Onlara göre bütün dünya kendilerine uymak zorunda. Neyin olacağı ya da olmayacağı konusunda tek ölçüleri var: Egemenliklerini kalıcı kılmak. Kendilerini işlevsiz hissetmektense toplumun bir yıkımdan diğerine sürüklenmesini tercih ediyorlar. Bir çöküş ve çürüme döneminin egemenleri olmanın ötesine geçemiyorlar. Kendi insanlarına zerre kadar değer vermiyorlar. Cem Boyner zamanında çok güzel ifade etmişti: “Türkiye’de en ucuz et insan etidir.” İnsanın değer kazanması onlar için en büyük tehdittir. Çünkü, ancak o zaman barışın ve demokrasinin önü gerçekten açılmış olacak. AB’yle bütünleşme için iki temel siyasi kriter belliydi: İdam cezasının kaldırılması ve anadilde eğitim hakkinin tanınması. Ulusal program her iki kriteri de geçiştirdi. Her iki kriter de Kürtleri doğrudan ilgilendiriyor. Verilen mesaj belli: Size ayrılıkçı olmaktan başka şans tanımıyoruz. “Ah savaş yeniden başlasa!”, bütün umutlarını buna bağlamış durumdalar. Toplumun olan biteni daha açık bir biçimde değerlendirme olasılığı giderek yükseliyor. Çok korkuyorlar ve oyalıyorlar. F tipi darbeyle durumu biraz idare ettiler. Ama daha fazla oyalamak için zamanlarının azaldığını hissediyorlar. Evet, savaş durumu kurtarabilir.
Türkiye’nin jeopolitik ve de stratejik önemi yeniden pazarlanır ve kendilerini dünyaya yeniden dayatabilirler. Halkmış, hiç önemli değil. İki şamar atarsın, otururlar aşağıya. Artık çok sıkıcı hale geldiklerinin farkında değiller. Türkiye’nin oligarşik bir devlet yapısıyla yönetilemeyeceği açık. Yola toplumsal uzlaşmayla devam etmek ise dönüşüm anlamına geliyor. Dönüşümün öncüsü olmak Kürt özgürlük hareketine düştü.
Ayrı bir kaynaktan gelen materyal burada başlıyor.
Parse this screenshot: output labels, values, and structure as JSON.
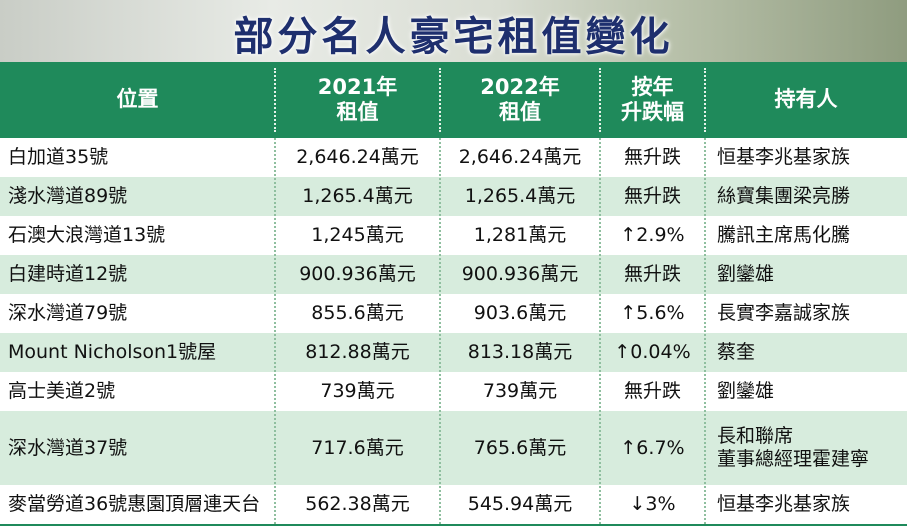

Newroz kutlamalarında sokaklara dökülen on binle bir kez daha insanlığın yaşayabileceğini, umudun yeşerebileceğini kanıtlıyorlar. Kimse merak etmesin: Newroz’un herkesin bayramı olmasına Kürtler itiraz etmiyor. Yaratılan değerler paylaşmak içindir. Ulusal programcılar akıl ve vicdan yoksunluklarıyla her şeyin hâlâ uzak bir geçmişteki gibi olabileceğine inanadursunlar. Birkaç günlük gecikmeyle de olsa son sözümüzü söyleyelim: Newroz pîroz be!